Page 1 of 1

DB encryption

Posted: Sat Jan 06, 2007 2:14 pm
by alex.barylski
I might be required to store sensitive data (not quite CC numbers but possibly) for 1000's of users...

Obviously I'd like the data to be secured via a password/username pair given by the user. Basically as they login their DB is decrypted and SELECT should work as expected :)

Encrypting the MySql tables themselves isn't really an option but is likely the fastest way to encrypt a users data. Otherwise I figure I would have encrypt fields individually as their added or edited and likewise decrypted...

I'm already taking all PHP level security as well as Apache into consideration.

Is there a DB which has native encryption support so I can easily accomplish this? I imagine something like what banks use would be ideal :P

PostGREL table or perhaps a MySQL table type???

Cheers :)

Posted: Sat Jan 06, 2007 2:23 pm
by feyd
Full time encryption at the hardware level. :)

Posted: Sat Jan 06, 2007 3:25 pm
by alex.barylski
Oh really....I don't think I have that kinda capital... :P

Is that what banks do?

Posted: Sat Jan 06, 2007 4:03 pm
by feyd
That's what the United States government is doing to all its computers, and what a lot of banks do. In fact there are even tamper-resistant things that will destroy the material if the seals are broken in correctly on some data stores. For example a layer of suspended acids (or other chemicals) that when the outer casing is pierced in the slightest liquefies and erodes the internals in a matter of seconds. But I digress..

That level of encryption is becoming more and more available to consumers. And really if you think about it, RAID is quite expensive to the individual but to a company, it's a simple investment that protects their data. Since this is sensitive information you really should consider the most secure solutions. You probably can't justify full biometric scan stations, but hardware level encryption isn't that hard to reach.

Hell, if memory serves, there are storage devices with encryption built in around too.

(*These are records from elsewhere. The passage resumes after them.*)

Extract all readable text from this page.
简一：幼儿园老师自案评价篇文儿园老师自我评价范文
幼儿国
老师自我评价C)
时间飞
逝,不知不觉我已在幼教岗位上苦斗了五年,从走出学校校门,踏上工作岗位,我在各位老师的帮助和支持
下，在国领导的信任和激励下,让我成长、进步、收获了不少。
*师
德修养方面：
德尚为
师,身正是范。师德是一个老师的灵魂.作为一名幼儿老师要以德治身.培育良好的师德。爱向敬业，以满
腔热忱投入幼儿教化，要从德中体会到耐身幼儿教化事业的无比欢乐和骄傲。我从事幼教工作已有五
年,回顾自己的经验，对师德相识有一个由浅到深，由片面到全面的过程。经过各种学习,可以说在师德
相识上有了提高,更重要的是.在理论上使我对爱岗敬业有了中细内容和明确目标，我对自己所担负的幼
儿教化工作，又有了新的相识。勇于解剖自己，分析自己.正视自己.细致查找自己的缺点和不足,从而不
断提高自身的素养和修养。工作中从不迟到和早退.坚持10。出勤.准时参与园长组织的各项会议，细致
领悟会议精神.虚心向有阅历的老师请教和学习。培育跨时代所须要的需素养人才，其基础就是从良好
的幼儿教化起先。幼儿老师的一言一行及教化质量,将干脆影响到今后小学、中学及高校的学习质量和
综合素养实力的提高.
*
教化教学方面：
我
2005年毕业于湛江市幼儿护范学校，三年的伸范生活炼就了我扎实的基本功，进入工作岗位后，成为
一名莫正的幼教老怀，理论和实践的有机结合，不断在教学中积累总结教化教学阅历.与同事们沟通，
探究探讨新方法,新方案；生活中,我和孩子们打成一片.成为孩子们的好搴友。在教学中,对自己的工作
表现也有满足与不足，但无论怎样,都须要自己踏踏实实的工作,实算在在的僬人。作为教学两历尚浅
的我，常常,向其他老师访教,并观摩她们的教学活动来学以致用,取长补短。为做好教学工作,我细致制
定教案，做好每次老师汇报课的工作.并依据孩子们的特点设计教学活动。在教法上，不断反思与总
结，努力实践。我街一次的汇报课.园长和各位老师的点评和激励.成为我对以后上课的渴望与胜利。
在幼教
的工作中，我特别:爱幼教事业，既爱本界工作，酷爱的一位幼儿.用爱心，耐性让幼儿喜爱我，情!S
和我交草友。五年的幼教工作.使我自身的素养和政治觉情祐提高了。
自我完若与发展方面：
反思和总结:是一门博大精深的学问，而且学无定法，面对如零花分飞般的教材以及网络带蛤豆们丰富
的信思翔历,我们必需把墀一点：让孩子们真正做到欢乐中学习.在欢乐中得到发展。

http://en.wikipedia.org/wiki/Disk_encryption_hardware
http://www.via.com.tw/en/initiatives/padlock/

Posted: Sun Jan 07, 2007 3:36 am
by onion2k
MySQL has AES_ENCRYPT and AES_DECRYPT functions in the more recent versions (4 and above I think). I use it for storing credit card details, passwords, all sorts of things. There is a disadvantage though ... you need to store the details in a blob, so you can't easily edit them using phpMyAdmin. Thats a very minor point though. Certainly no reason not to use it.